After a wind gust to 118 mph in County Cork parts of the Irish countryside are littered with debris following Storm Ophelia. The storm was a remarkable one.
Hurricane Ophelia strengthened to a category 3 hurricane near the Azores and was a hurricane as late as 11 p.m. Sunday night just hours before striking Ireland. With the exception of Hurricane Debbie (1961) this is the farthest northeast a hurricane has been observed in the Atlantic Ocean.

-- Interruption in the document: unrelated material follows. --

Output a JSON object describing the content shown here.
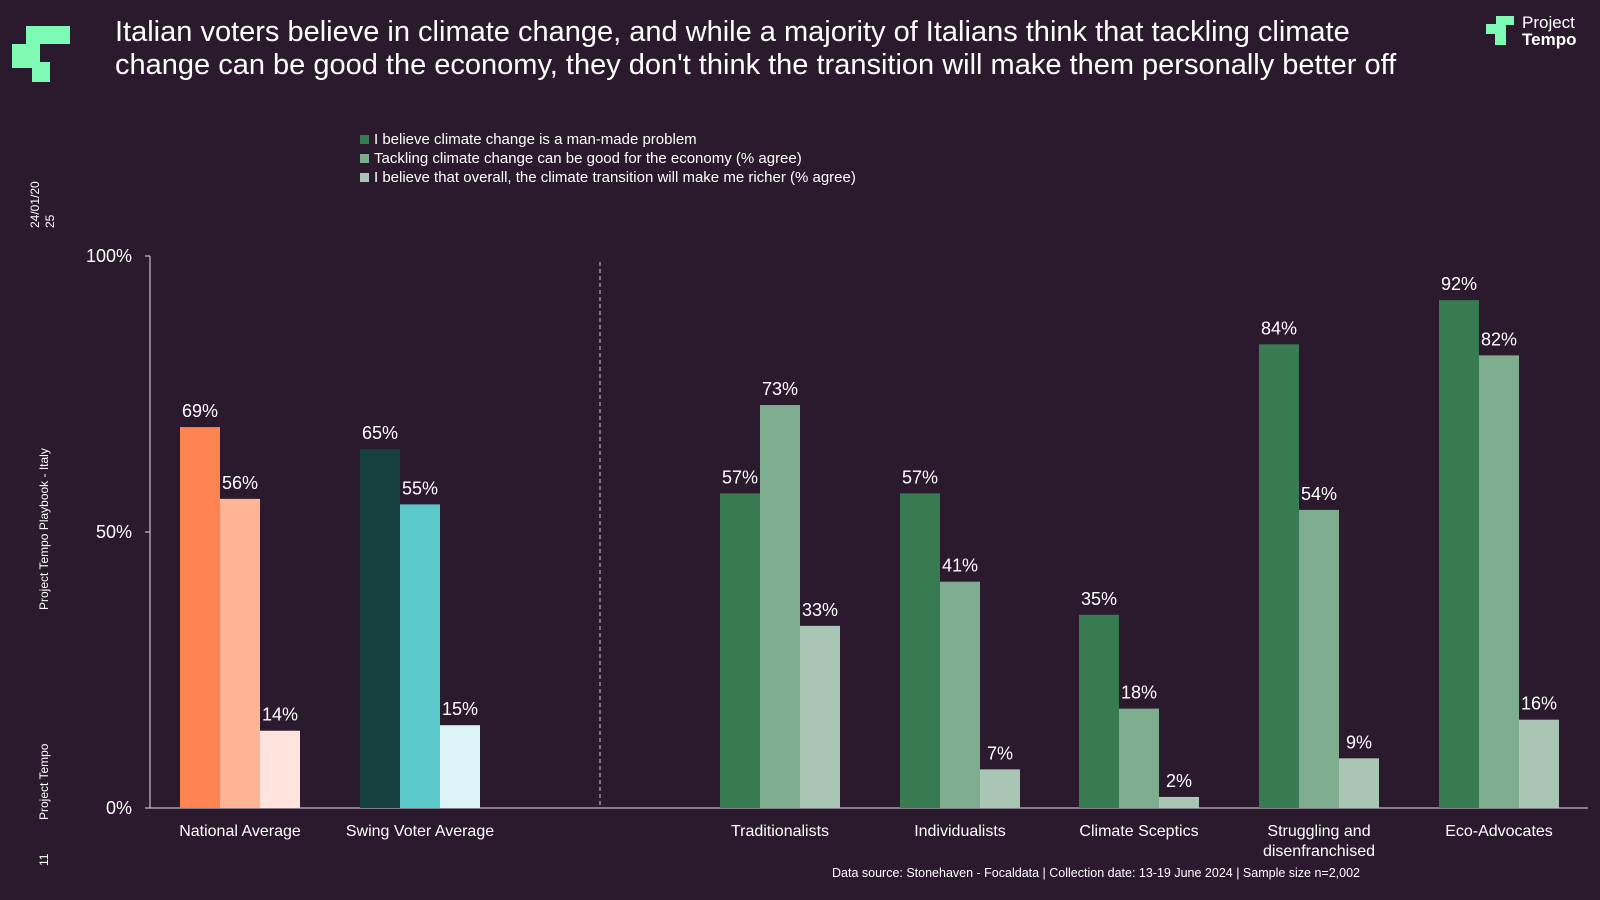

The cold water around Ireland is not hospitable to hurricanes, however. Ophelia lost its tropical characteristics as expected before making landfall on the Dingle Peninsula early Monday. While the storm was no longer a hurricane - much like Sandy - it didn't weaken. In fact, Ophelia strengthened as it continued to get its energy from the a powerful jet stream over the North Atlantic.
Ireland is no stranger to powerful Autumn and winter storms though Ophelia was one of the stronger ones in recent years. 400,000 utility customers lost power from the storm and there was quite a bit of structural damage in Counties Cork and Kerry. Storm surge flooding was quite widespread in some areas on the southern and western coasts of of Ireland - including Galway.

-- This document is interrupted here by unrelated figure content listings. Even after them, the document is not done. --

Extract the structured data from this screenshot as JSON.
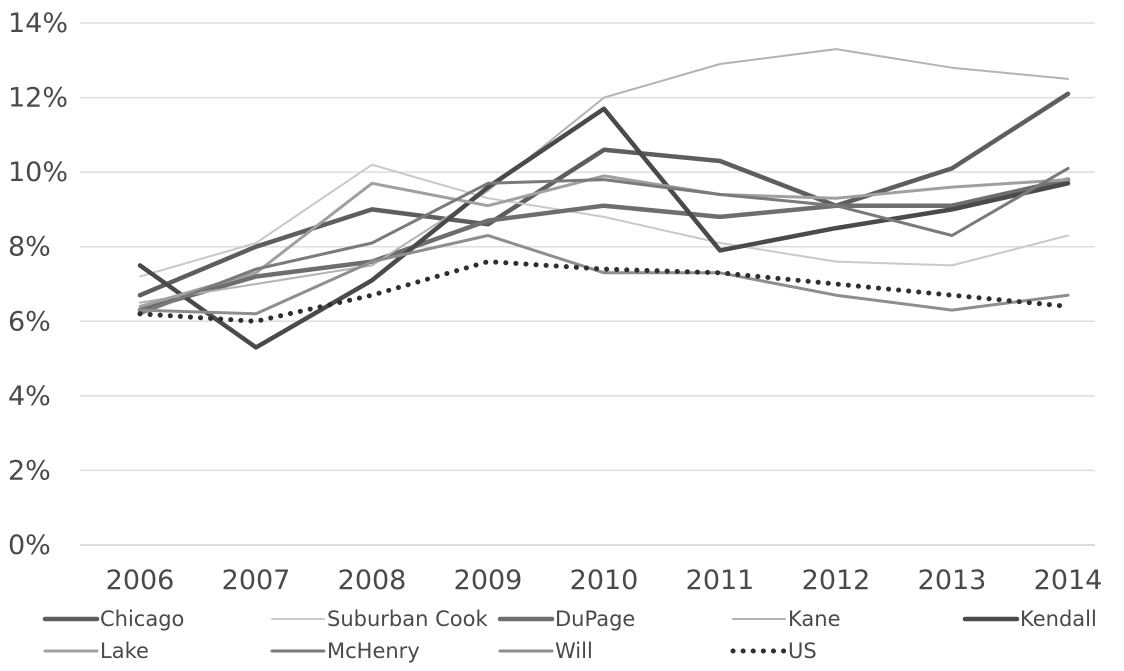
{
  "chart_data": {
    "type": "line",
    "title": "",
    "xlabel": "",
    "ylabel": "",
    "categories": [
      "2006",
      "2007",
      "2008",
      "2009",
      "2010",
      "2011",
      "2012",
      "2013",
      "2014"
    ],
    "y_ticks": [
      "0%",
      "2%",
      "4%",
      "6%",
      "8%",
      "10%",
      "12%",
      "14%"
    ],
    "ylim": [
      0,
      14
    ],
    "y_unit": "%",
    "grid": "horizontal",
    "legend_position": "bottom",
    "series": [
      {
        "name": "Chicago",
        "color": "#5e5e5e",
        "style": "solid-thick",
        "values": [
          6.7,
          8.0,
          9.0,
          8.6,
          10.6,
          10.3,
          9.1,
          10.1,
          12.1
        ]
      },
      {
        "name": "Suburban Cook",
        "color": "#c9c9c9",
        "style": "solid-thin",
        "values": [
          7.2,
          8.1,
          10.2,
          9.3,
          8.8,
          8.1,
          7.6,
          7.5,
          8.3
        ]
      },
      {
        "name": "DuPage",
        "color": "#6e6e6e",
        "style": "solid-thick",
        "values": [
          6.3,
          7.2,
          7.6,
          8.7,
          9.1,
          8.8,
          9.1,
          9.1,
          9.8
        ]
      },
      {
        "name": "Kane",
        "color": "#b3b3b3",
        "style": "solid-thin",
        "values": [
          6.5,
          7.0,
          7.5,
          9.5,
          12.0,
          12.9,
          13.3,
          12.8,
          12.5
        ]
      },
      {
        "name": "Kendall",
        "color": "#4a4a4a",
        "style": "solid-thick",
        "values": [
          7.5,
          5.3,
          7.1,
          9.6,
          11.7,
          7.9,
          8.5,
          9.0,
          9.7
        ]
      },
      {
        "name": "Lake",
        "color": "#a0a0a0",
        "style": "solid",
        "values": [
          6.4,
          7.3,
          9.7,
          9.1,
          9.9,
          9.4,
          9.3,
          9.6,
          9.8
        ]
      },
      {
        "name": "McHenry",
        "color": "#7a7a7a",
        "style": "solid",
        "values": [
          6.2,
          7.4,
          8.1,
          9.7,
          9.8,
          9.4,
          9.1,
          8.3,
          10.1
        ]
      },
      {
        "name": "Will",
        "color": "#8e8e8e",
        "style": "solid",
        "values": [
          6.3,
          6.2,
          7.6,
          8.3,
          7.3,
          7.3,
          6.7,
          6.3,
          6.7
        ]
      },
      {
        "name": "US",
        "color": "#2f2f2f",
        "style": "dotted",
        "values": [
          6.2,
          6.0,
          6.7,
          7.6,
          7.4,
          7.3,
          7.0,
          6.7,
          6.4
        ]
      }
    ]
  }
}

One incredible side effect of Ophelia was the storm's wind managed to fan wildfires in Portugal and the storm's circulation sucked the smoke north into the United Kingdom. In London, the afternoon sky turned a creepy orange/red thanks to Ophelia and the horrific wildfires Ophelia helped fan on the Iberian Peninsula.
A remarkable storm during a remarkable hurricane season.